“Ah! Şu Yunanlılar! Onlar nasıl yaşayacaklarını bilirlerdi. Bunun için gereken, yiğitçe yüzeyde, kıvrımda, tende, deride durmaktır, görünüşleri süslemektir. Görünüş Olympos’unun tümünde biçimlere, tonlara, sözlere inanmaktır. Bu Yunanlılar yüzeyseldi – derinlikten uzaktı.” der Nietzsche “şen bilim”in ön sözünde.
Batı da Yunan’ın bahçesinde yetiştiğinden o da hep yüzeysel kaldı. Yüzeysel yaşamak ve görünüşe hayranlık. Heykel sanatının Yunan’da var olması boşuna değil. Kozmetiğin de batı icadı olması tesadüfe bağlanamaz.
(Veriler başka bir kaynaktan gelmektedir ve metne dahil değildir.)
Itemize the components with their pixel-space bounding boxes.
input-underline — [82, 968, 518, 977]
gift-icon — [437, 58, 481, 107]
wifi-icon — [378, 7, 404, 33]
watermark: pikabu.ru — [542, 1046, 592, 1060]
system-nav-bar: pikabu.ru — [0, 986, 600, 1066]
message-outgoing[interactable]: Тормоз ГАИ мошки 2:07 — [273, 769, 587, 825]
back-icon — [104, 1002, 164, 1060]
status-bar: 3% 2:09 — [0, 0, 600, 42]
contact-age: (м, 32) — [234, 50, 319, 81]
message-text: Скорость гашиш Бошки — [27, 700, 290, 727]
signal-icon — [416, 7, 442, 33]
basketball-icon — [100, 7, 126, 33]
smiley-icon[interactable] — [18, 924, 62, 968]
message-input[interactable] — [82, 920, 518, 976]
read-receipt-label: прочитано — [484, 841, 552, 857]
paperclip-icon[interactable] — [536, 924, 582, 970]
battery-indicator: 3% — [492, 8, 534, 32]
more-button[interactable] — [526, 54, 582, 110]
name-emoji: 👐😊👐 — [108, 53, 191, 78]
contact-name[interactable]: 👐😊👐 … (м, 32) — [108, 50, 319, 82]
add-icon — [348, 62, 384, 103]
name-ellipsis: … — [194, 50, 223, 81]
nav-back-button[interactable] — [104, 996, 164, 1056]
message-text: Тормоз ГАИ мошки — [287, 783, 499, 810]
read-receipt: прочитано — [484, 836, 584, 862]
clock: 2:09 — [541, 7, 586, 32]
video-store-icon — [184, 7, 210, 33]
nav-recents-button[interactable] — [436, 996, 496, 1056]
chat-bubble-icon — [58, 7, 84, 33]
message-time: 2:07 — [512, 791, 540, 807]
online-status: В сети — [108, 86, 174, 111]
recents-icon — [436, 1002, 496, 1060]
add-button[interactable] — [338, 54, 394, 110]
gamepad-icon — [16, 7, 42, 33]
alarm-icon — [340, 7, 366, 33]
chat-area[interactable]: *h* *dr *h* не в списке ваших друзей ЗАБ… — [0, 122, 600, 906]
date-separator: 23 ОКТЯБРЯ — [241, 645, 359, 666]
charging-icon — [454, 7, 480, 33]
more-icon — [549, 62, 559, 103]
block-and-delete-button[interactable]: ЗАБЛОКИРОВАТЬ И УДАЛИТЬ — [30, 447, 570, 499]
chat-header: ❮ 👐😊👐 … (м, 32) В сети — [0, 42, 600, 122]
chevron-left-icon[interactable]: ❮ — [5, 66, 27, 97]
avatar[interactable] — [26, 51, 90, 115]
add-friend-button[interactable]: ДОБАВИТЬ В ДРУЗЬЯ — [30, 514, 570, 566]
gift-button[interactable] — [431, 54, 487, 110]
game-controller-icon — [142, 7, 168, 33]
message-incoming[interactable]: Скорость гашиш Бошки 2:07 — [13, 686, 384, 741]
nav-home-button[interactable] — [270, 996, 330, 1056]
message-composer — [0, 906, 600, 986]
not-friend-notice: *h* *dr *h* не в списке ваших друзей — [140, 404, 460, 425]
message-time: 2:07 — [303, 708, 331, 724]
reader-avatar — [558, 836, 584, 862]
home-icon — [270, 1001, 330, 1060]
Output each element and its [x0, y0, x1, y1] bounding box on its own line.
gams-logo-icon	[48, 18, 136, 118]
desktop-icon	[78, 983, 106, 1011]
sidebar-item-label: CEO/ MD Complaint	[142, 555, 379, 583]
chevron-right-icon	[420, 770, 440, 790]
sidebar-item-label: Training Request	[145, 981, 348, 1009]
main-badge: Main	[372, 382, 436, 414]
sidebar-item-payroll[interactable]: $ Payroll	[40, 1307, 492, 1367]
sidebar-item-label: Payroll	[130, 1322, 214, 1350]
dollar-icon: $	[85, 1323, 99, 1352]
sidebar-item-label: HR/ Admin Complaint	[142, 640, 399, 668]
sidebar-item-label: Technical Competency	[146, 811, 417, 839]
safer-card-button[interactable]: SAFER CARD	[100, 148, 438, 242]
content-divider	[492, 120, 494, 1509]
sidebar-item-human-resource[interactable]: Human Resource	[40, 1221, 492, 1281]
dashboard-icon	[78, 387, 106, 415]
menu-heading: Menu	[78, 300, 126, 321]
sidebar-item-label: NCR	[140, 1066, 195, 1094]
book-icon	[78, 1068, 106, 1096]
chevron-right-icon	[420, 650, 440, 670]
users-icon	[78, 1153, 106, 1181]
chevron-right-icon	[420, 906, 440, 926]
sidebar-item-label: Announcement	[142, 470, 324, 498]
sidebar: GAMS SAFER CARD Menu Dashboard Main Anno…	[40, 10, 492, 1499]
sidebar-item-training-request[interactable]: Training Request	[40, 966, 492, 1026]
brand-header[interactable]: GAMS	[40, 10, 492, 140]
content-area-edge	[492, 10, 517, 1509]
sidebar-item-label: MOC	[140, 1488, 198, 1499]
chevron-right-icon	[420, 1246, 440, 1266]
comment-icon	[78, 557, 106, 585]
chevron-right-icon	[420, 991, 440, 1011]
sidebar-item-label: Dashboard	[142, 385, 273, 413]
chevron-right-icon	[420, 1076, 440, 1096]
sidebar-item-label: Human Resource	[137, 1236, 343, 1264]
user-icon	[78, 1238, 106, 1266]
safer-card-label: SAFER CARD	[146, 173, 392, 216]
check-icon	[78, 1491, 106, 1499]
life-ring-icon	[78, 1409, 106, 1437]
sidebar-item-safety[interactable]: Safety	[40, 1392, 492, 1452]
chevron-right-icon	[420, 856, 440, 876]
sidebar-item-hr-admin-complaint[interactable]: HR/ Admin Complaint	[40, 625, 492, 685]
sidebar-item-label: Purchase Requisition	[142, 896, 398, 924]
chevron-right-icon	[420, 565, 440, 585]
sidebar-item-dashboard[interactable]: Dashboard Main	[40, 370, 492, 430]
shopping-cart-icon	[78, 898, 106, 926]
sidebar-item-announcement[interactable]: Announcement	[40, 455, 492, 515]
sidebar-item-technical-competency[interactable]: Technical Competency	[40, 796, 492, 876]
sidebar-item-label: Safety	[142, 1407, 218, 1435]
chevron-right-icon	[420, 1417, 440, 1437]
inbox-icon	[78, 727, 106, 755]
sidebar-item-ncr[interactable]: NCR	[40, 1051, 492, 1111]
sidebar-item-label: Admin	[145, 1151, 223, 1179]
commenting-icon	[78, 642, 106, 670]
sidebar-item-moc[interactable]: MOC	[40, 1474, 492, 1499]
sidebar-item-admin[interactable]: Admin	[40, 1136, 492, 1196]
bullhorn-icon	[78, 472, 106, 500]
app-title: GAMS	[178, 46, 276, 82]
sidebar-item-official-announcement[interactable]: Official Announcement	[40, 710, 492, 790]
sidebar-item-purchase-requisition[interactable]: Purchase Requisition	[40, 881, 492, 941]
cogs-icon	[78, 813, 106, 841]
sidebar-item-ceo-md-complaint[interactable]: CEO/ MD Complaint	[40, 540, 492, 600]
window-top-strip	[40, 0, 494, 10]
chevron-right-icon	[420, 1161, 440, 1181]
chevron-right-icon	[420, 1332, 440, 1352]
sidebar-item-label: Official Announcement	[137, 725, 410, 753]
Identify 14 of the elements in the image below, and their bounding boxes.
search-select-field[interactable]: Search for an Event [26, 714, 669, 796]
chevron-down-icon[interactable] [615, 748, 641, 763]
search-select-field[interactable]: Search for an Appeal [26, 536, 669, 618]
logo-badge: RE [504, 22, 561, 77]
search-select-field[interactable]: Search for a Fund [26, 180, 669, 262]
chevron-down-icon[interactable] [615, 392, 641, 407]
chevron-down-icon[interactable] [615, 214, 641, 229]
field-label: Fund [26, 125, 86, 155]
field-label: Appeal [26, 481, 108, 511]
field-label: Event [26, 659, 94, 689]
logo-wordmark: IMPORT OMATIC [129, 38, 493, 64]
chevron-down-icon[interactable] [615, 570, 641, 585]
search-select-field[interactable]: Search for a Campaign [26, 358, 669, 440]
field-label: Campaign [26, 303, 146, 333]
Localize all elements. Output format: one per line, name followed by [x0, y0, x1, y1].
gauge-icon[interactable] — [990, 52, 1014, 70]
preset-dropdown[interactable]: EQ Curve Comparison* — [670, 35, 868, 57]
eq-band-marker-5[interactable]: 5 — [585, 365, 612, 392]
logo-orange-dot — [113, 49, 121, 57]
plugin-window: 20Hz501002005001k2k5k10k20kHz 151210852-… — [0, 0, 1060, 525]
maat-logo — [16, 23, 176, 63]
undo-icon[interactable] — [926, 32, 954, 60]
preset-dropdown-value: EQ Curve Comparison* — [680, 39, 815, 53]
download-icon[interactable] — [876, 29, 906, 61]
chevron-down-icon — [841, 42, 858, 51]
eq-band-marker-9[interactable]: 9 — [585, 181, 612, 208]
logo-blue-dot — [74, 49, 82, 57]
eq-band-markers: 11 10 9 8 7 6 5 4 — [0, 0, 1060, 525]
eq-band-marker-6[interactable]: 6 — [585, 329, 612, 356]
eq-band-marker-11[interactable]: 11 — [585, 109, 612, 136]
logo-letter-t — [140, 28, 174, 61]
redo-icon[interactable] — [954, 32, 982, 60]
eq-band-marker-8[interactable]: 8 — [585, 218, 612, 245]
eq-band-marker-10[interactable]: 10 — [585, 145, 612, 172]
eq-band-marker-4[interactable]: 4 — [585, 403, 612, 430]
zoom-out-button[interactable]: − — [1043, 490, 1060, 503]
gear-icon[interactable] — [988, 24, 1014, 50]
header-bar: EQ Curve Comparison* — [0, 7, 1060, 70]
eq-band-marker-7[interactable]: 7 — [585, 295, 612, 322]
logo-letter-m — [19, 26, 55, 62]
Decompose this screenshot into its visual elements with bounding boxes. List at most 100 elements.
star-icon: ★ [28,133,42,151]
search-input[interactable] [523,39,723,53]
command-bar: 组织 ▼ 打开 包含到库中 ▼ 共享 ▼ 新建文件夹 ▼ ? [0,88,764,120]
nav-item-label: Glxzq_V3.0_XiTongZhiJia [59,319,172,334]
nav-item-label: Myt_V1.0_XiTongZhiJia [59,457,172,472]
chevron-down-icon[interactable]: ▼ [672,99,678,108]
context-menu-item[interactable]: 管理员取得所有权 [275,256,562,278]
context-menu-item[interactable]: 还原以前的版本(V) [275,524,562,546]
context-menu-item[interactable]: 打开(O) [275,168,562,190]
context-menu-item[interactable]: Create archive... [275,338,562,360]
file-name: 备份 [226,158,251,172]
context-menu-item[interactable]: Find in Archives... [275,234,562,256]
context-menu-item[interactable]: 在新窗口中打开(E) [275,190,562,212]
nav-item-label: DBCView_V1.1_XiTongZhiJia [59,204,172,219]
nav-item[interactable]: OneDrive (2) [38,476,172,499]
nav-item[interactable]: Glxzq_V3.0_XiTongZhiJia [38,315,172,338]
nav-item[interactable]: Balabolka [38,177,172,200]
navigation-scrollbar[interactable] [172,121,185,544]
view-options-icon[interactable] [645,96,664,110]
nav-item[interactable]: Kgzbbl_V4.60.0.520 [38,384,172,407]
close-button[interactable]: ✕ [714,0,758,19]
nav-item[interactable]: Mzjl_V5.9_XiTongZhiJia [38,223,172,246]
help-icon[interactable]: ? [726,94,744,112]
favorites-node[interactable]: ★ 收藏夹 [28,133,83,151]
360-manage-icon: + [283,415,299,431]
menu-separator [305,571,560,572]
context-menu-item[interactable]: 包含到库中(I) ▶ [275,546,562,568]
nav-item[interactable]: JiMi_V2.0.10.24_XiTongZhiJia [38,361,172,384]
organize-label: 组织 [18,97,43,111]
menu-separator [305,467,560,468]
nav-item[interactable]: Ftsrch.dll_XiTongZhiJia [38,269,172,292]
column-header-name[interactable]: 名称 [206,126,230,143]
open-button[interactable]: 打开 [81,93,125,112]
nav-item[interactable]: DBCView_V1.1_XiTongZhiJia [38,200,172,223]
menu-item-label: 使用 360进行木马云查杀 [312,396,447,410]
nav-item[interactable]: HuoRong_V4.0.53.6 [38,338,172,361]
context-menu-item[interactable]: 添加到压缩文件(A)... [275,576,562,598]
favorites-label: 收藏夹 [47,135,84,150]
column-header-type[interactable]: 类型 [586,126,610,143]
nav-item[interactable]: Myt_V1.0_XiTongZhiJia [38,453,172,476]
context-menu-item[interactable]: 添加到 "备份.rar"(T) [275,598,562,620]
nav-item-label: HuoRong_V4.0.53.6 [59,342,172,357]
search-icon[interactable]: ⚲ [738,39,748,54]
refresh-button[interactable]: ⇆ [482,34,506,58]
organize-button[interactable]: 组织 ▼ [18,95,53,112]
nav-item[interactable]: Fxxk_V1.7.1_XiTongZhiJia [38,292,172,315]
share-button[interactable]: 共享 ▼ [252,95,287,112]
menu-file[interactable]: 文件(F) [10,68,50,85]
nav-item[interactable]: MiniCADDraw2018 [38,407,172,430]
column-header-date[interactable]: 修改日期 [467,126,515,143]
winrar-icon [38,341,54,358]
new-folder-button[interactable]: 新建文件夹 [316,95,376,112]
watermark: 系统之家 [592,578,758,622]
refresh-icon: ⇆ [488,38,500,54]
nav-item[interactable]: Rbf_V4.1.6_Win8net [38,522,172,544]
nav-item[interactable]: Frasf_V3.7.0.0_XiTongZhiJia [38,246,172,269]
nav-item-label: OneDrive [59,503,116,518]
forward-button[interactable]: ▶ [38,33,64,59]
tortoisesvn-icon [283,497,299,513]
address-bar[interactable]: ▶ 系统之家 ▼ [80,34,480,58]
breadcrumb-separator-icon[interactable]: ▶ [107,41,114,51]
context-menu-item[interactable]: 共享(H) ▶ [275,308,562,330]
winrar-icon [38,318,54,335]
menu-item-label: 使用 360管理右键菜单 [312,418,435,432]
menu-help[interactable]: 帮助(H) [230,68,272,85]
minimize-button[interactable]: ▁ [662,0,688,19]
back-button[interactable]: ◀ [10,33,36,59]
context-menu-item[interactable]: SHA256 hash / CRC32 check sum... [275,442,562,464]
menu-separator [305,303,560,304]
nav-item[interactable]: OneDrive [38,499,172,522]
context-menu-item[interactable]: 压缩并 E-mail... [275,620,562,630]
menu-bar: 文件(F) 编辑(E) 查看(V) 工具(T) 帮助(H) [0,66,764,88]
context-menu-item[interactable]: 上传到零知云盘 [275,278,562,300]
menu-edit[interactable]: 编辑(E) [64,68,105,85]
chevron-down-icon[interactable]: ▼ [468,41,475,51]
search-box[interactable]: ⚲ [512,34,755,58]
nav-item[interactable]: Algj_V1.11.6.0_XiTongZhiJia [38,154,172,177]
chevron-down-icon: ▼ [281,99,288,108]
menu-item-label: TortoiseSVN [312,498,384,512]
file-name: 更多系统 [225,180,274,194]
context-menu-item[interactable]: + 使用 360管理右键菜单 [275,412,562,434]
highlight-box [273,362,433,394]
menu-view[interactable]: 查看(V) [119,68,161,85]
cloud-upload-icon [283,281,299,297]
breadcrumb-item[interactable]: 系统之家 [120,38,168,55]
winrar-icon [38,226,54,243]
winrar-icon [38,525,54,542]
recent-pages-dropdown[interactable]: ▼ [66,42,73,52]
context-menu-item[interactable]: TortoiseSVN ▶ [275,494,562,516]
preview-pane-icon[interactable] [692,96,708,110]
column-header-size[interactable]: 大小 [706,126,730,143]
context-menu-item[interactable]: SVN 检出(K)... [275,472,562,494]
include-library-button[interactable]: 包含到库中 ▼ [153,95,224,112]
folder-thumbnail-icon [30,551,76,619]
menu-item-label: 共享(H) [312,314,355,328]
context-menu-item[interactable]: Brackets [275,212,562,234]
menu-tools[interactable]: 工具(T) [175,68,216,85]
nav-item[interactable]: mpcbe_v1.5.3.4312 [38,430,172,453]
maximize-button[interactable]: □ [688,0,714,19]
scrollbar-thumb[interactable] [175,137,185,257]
Dahası, eğitimin insanın yüzeysel /görünen hayatına odaklanması da Antik Yunan’dan gelen aklın Avrupa’da yeşermesinin sonucudur aslında. Heybetli binaların, bunların üzerindeki mistik /seküler sembollerin dışa yönelik olması, içi boşaltılmış dinin heykeller üzerinden yansıtılması yine Antik Yunan aklı olmaksızın açıklanamaz. Batının her türü Yunan yüzeyselliğinin sergilendiği alandır.
Bu kültürün ortaya koyduğu insan, kendine has yüzeyselliği ile görünüşe çekidüzen vermek için rasyonel bir hayat ortaya koydu ve ardından bunu dikte etti. Kaybolunması imkânsız şehirlerin varlığı da, sırra kapalı insanın eğitimi de bu hayat için elzem olduğundan, ne olunduğu değil ne olunması gerektiği üzerine sistemleştirilen eğitim döngüsü, yaşamak için bir ihtiyaca evrildi.
Yüzeyde, yani iktidarda cesurca kalabilmek için aşağı bakmaktan başka çare yok. Aşağı var olduğu müddetçe eğitim her zaman var olacaktır. Aşağının panzehirinin kulluk olduğunu anlayacak takati bulamayacak derecede eğitiliyor insan artık. Kurtuluş, kuşkusuz, köleliktedir (!). Zor olan kul yani insan olmaktır, evet. Bu da ancak başkalarının bahçesinde gezinerek elde edilemez. İnsanı çıldırttı bu Antik yunanın evlatları. Çıldırttı, çünkü soruların hepsini sordurdu. Her soru aldığı cevapla bir sırrı ifşa etti. Sır bitince kültür de din de toplumun hayatından çekildi. Nietzsche’nin ifadesiyle “Tanrı öldü” ve bunun sonunda insan yalnız başına kaldı. Bu yalnız insanı tekliğin korkusundan alıkoymak için okulları icat etti aynı çocuklar.
Antik Yunan’ın evlatlarının ortaya koyduğu bu hayat, en hafif tabirle, görünüşe mahkûm etti bizi. Batıl olan ne varsa, aslına döndürülemez artık. Kartları yeniden karmak da soruna deva olamaz. Bu nedenle bu yolda çabalar, heba olmaya mahkûmdur.
“Ne ayak dayanır buna, ne tırnak!
Bir âlem ki, gökler boru içinde!
Akıl, olmazların zoru içinde.
Üstüste sorular soru içinde:
Düşün mü, konuş mu, sus mu, unut mu?
Buradan insan mı çıkar, tabut mu?”
“Biz senin göğsünü açıp genişletmedik mi? Belini büken yükünü senden alıp atmadık mı? Senin şânını ve ününü yüceltmedik mi? Elbette zorluğun yanında bir kolaylık vardır. Gerçekten, zorlukla beraber bir kolaylık daha vardır. Boş kaldın mı hemen (başka) işe koyul ve yalnız Rabbine yönel.” İşte ancak böyle olduğu zaman Antik Yunanın evlatlarının “masumiyeti (!)” ortadan kalkabilecek ve bu İnşirah’la sorular yanıtlanacaktır. Aksisi körlerin döğüşüdür.